Review originally published January 23, 2012 as part of Film.com's coverage of the 2012 Sundance Film Festival.
The opening scenes are set by photo montage. Celeste (Rashida Jones) and Jesse (Andy Samberg) are clearly very close, they have a special relationship, laughing, kissing, and joking. Everything seems right in Celeste and Jesse Land, until we soon find out that they’re actually separated. Yes, they’ve remained best friends, even though they’re headed for divorce. Maybe they’ve remained too good of friends? Their closeness creeps out their friends and presents difficulties when they’re trying to call it quits with their relationship. Staying so close to each other eventually leads to backslides, but Celeste and Jesse seem unwilling to let go of each other.
Where the film still feels rough is its transitions from the goofy humor to the more weighty dramatic scenes that involve Celeste and Jesse dealing with their unusual situation. They both find it impossible to get rid of their feelings for each other, fair enough, but there are entire subplots in the movie that either feel underdeveloped or almost unnecessary. For instance, I couldn’t help but think that Emma Roberts’ part should be completely cut out of the movie. As far as I could tell her character, Riley Banks, was around solely to point out that sometimes even celebrities have relationship problems and get their feelings hurt (just like the rest of us). Elijah Wood’s portrayal of Celeste’s gay work colleague also felt forced, and at times unfunny. But again, this is likely not the exact cut the movie will get when it is released into theaters. A more polished version should be able to handle both the humor and drama transitions.
Note: Director Lee Krieger let us in on the fact that they were still working on the film’s finished product a week before it premiered here at the festival, so I will caution you that this review is most likely for a film that isn’t quite as refined as the filmmakers are intending it to eventually be.
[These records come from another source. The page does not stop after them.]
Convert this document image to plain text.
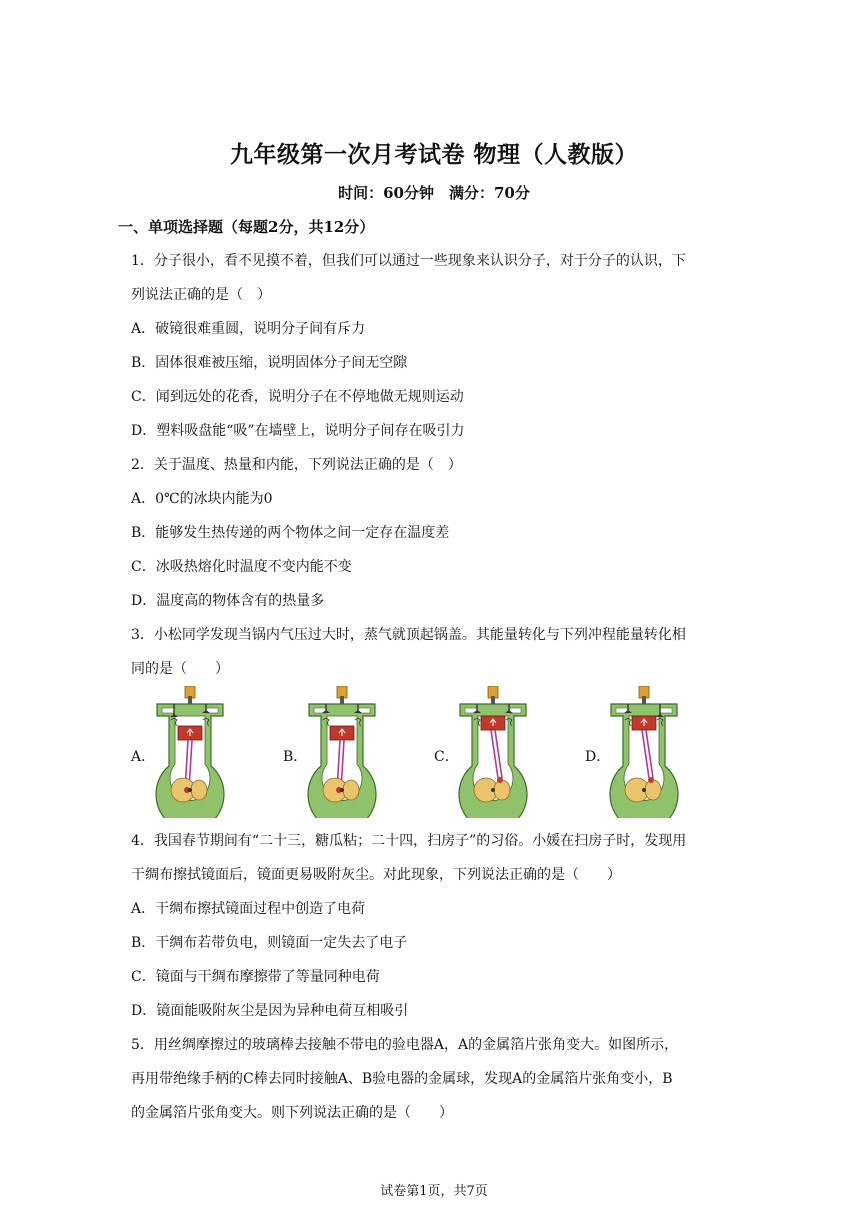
九年级第一次月考试卷 物理（人教版）
时间：60分钟　满分：70分
一、单项选择题（每题2分，共12分）
1．分子很小，看不见摸不着，但我们可以通过一些现象来认识分子，对于分子的认识，下
列说法正确的是（　）
A．破镜很难重圆，说明分子间有斥力
B．固体很难被压缩，说明固体分子间无空隙
C．闻到远处的花香，说明分子在不停地做无规则运动
D．塑料吸盘能“吸”在墙壁上，说明分子间存在吸引力
2．关于温度、热量和内能，下列说法正确的是（　）
A．0℃的冰块内能为0
B．能够发生热传递的两个物体之间一定存在温度差
C．冰吸热熔化时温度不变内能不变
D．温度高的物体含有的热量多
3．小松同学发现当锅内气压过大时，蒸气就顶起锅盖。其能量转化与下列冲程能量转化相
同的是（　　）
A．	B．	C．	D．
4．我国春节期间有“二十三，糖瓜粘；二十四，扫房子”的习俗。小媛在扫房子时，发现用
干绸布擦拭镜面后，镜面更易吸附灰尘。对此现象，下列说法正确的是（　　）
A．干绸布擦拭镜面过程中创造了电荷
B．干绸布若带负电，则镜面一定失去了电子
C．镜面与干绸布摩擦带了等量同种电荷
D．镜面能吸附灰尘是因为异种电荷互相吸引
5．用丝绸摩擦过的玻璃棒去接触不带电的验电器A，A的金属箔片张角变大。如图所示，
再用带绝缘手柄的C棒去同时接触A、B验电器的金属球，发现A的金属箔片张角变小，B
的金属箔片张角变大。则下列说法正确的是（　　）
试卷第1页，共7页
That said, the film starts out placing Celeste and Jesse in different situations (much like an SNL skit) involving two people in a separated marriage who still can’t get enough of each other and the awkwardness that presents to the people around them. Samberg is the perfect person for situational comedy like this. The first 15 to 20 minutes of the film represents simple goofiness as Celeste and Jesse face one awkward situation after another. With other actors this could feel mundane, but Samberg and Jones carry the casually funny relationship humor easily. Celeste and Jesse Forever was certainly charming and funny at times, a different kind of romantic comedy about a couple looking to move apart ... rather than get closer together.